Since all of the objects are by default min, I don't track that. I use a string to track which element is in an expanded state. Then I compare that objects key and the string in an ng-if to change its what is being shown. The size is managed by a conditional class, and CSS.

I chose ng-if, because there maybe a lot of elements loaded in the beginning, but there can only be one med/max at a time. I would rather load the med/max when the user wants it, instead of loading all of the med/max at that start and use ng-show for state view.

Is there a cleaner way to handle state change among many related objects? Does Angular have something to deal with this?
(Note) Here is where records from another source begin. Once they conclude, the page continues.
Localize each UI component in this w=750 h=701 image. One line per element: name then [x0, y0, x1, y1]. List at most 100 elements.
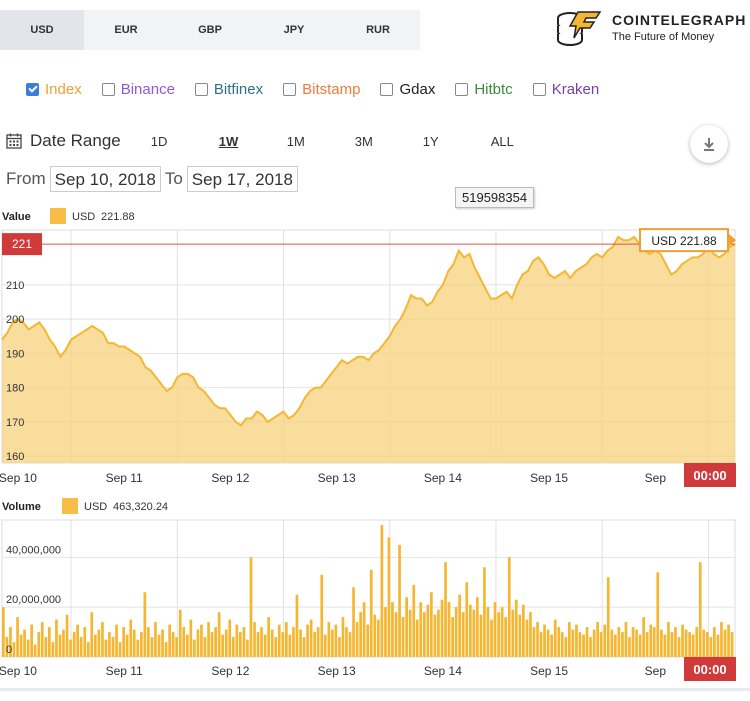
exchange-binance[interactable]: Binance — [101, 81, 175, 98]
volume-bar — [147, 627, 150, 657]
volume-bar — [525, 619, 529, 657]
volume-bar — [76, 624, 79, 657]
from-date-input[interactable]: Sep 10, 2018 — [49, 166, 161, 192]
volume-bar — [352, 587, 355, 657]
exchange-hitbtc[interactable]: Hitbtc — [455, 81, 513, 98]
exchange-gdax[interactable]: Gdax — [380, 81, 435, 98]
volume-bar — [299, 629, 302, 657]
range-1m-button[interactable]: 1M — [281, 134, 349, 149]
volume-bar — [140, 632, 143, 657]
volume-bar — [97, 629, 101, 657]
volume-bar — [610, 629, 614, 657]
volume-bar — [19, 634, 23, 657]
volume-bar — [164, 642, 168, 657]
binance-checkbox[interactable] — [101, 82, 115, 96]
volume-x-tick: Sep 10 — [0, 664, 37, 678]
volume-bar — [575, 624, 578, 657]
price-y-tick: 210 — [6, 280, 24, 292]
volume-bar — [338, 637, 341, 657]
volume-bar — [94, 634, 97, 657]
volume-bar — [30, 624, 33, 657]
volume-bar — [334, 624, 338, 657]
volume-bar — [292, 627, 295, 657]
gdax-checkbox[interactable] — [380, 82, 394, 96]
exchange-index[interactable]: Index — [26, 81, 82, 98]
volume-bar — [108, 632, 111, 657]
hitbtc-checkbox[interactable] — [455, 82, 469, 96]
tab-eur[interactable]: EUR — [84, 10, 168, 50]
brand-logo[interactable]: COINTELEGRAPH The Future of Money — [556, 8, 746, 50]
volume-bar — [628, 637, 631, 657]
price-x-tick: Sep 12 — [211, 471, 249, 485]
volume-bar — [2, 607, 5, 657]
volume-bar — [69, 639, 72, 657]
volume-bar — [384, 607, 387, 657]
price-y-tick: 170 — [6, 417, 24, 429]
volume-bar — [511, 609, 515, 657]
price-y-tick: 200 — [6, 314, 24, 326]
volume-bar — [373, 614, 377, 657]
volume-bar — [419, 602, 423, 657]
volume-bar — [132, 629, 136, 657]
volume-bar — [214, 627, 217, 657]
volume-bar — [178, 609, 182, 657]
volume-bar — [483, 567, 486, 657]
volume-bar — [48, 627, 51, 657]
kraken-checkbox[interactable] — [532, 82, 546, 96]
price-x-tick: Sep — [645, 471, 667, 485]
volume-bar — [709, 637, 713, 657]
tab-usd[interactable]: USD — [0, 10, 84, 50]
volume-bar — [26, 639, 30, 657]
volume-bar — [341, 617, 345, 657]
exchange-kraken[interactable]: Kraken — [532, 80, 600, 98]
volume-bar — [302, 637, 306, 657]
volume-bar — [129, 619, 133, 657]
range-1y-button[interactable]: 1Y — [417, 134, 485, 149]
volume-bar — [235, 624, 239, 657]
range-1d-button[interactable]: 1D — [145, 134, 213, 149]
volume-bar — [706, 632, 709, 657]
volume-bar — [635, 629, 638, 657]
bitfinex-checkbox[interactable] — [194, 82, 208, 96]
range-1w-button[interactable]: 1W — [213, 134, 281, 149]
to-date-input[interactable]: Sep 17, 2018 — [186, 166, 298, 192]
exchange-bitstamp[interactable]: Bitstamp — [283, 81, 360, 98]
volume-x-tick: Sep 14 — [424, 664, 462, 678]
date-range-label: Date Range — [30, 131, 121, 150]
svg-text:00:00: 00:00 — [693, 662, 726, 677]
volume-bar — [638, 634, 642, 657]
volume-bar — [37, 632, 41, 657]
tab-jpy[interactable]: JPY — [252, 10, 336, 50]
volume-bar — [423, 612, 426, 657]
tab-gbp[interactable]: GBP — [168, 10, 252, 50]
volume-bar — [65, 614, 69, 657]
volume-bar — [486, 607, 490, 657]
index-checkbox[interactable] — [26, 82, 39, 96]
volume-bar — [306, 624, 309, 657]
volume-bar — [309, 619, 313, 657]
volume-bar — [12, 642, 16, 657]
range-3m-button[interactable]: 3M — [349, 134, 417, 149]
price-y-tick: 190 — [6, 348, 24, 360]
tab-rur[interactable]: RUR — [336, 10, 420, 50]
volume-bar — [79, 637, 83, 657]
volume-bar — [603, 624, 607, 657]
exchange-label-kraken: Kraken — [551, 80, 600, 98]
volume-bar — [522, 604, 525, 657]
volume-bar — [660, 629, 663, 657]
volume-bar — [285, 622, 288, 657]
exchange-bitfinex[interactable]: Bitfinex — [194, 81, 263, 98]
bitstamp-checkbox[interactable] — [283, 82, 297, 96]
volume-bar — [316, 627, 320, 657]
volume-bar — [578, 632, 582, 657]
price-volume-chart: Value USD 221.88 160 170 180 190 200 210 Sep … — [0, 208, 750, 691]
volume-bar — [401, 617, 405, 657]
volume-bar — [263, 634, 267, 657]
volume-bar — [246, 639, 249, 657]
volume-bar — [83, 627, 87, 657]
download-button[interactable] — [690, 125, 728, 163]
volume-bar — [430, 592, 433, 657]
range-all-button[interactable]: ALL — [485, 134, 553, 149]
volume-x-tick: Sep 13 — [318, 664, 356, 678]
volume-bar — [398, 544, 401, 657]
`angular.module('SizeAndState', [])
.factory('Data', function() {
return {
query: function() {
return {
a:{ name: 'A', date: '1/2/03', number: 1},
b:{ name: 'B', date: '4/5/06', number: 2},
c:{ name: 'C', date: '8/9/10', number: 3},
d:{ name: 'D', date: '3/2/01', number: 4},
e:{ name: 'E', date: '1/2/14', number: 5},
}
}
};
})
.controller('SizeAndStateController', ['$scope', 'Data', function($scope, Data) {
$scope.toMin = function (clickEvent){
clickEvent.stopPropagation();
$scope.medElement = '';
$scope.maxElement = '';

};
$scope.toMed = function (elementName, clickEvent){
if($scope.maxElement==''

Solution

Your View looks fine (HTML and CSS). However, representing the state of your data elements with two string variables that may or may not be storing the "name" field on the parent data object is a very bad way of representing state.

The guiding principal for these design questions: your object model should make it impossible to ever represent an inconsistent or meaningless state. With your object model there are many ways to represent inconsistent and meaningless states, for example:

  • It's possible for a data item to be simultaneously in state Med


and state Max

  • If medElement and maxElement variables contain


values which are not equal to the name field on the parent object,
those values are ignored

As a result your controller code is needlessly complex and very difficult to read.

Solution:

Represent the state of your data objects with an enum called ElementSize that can take exactly one of three possible state values: minimum, medium, and maximum. Then, use the ng-switch directive to specify what html you want to render for each of the three possible states.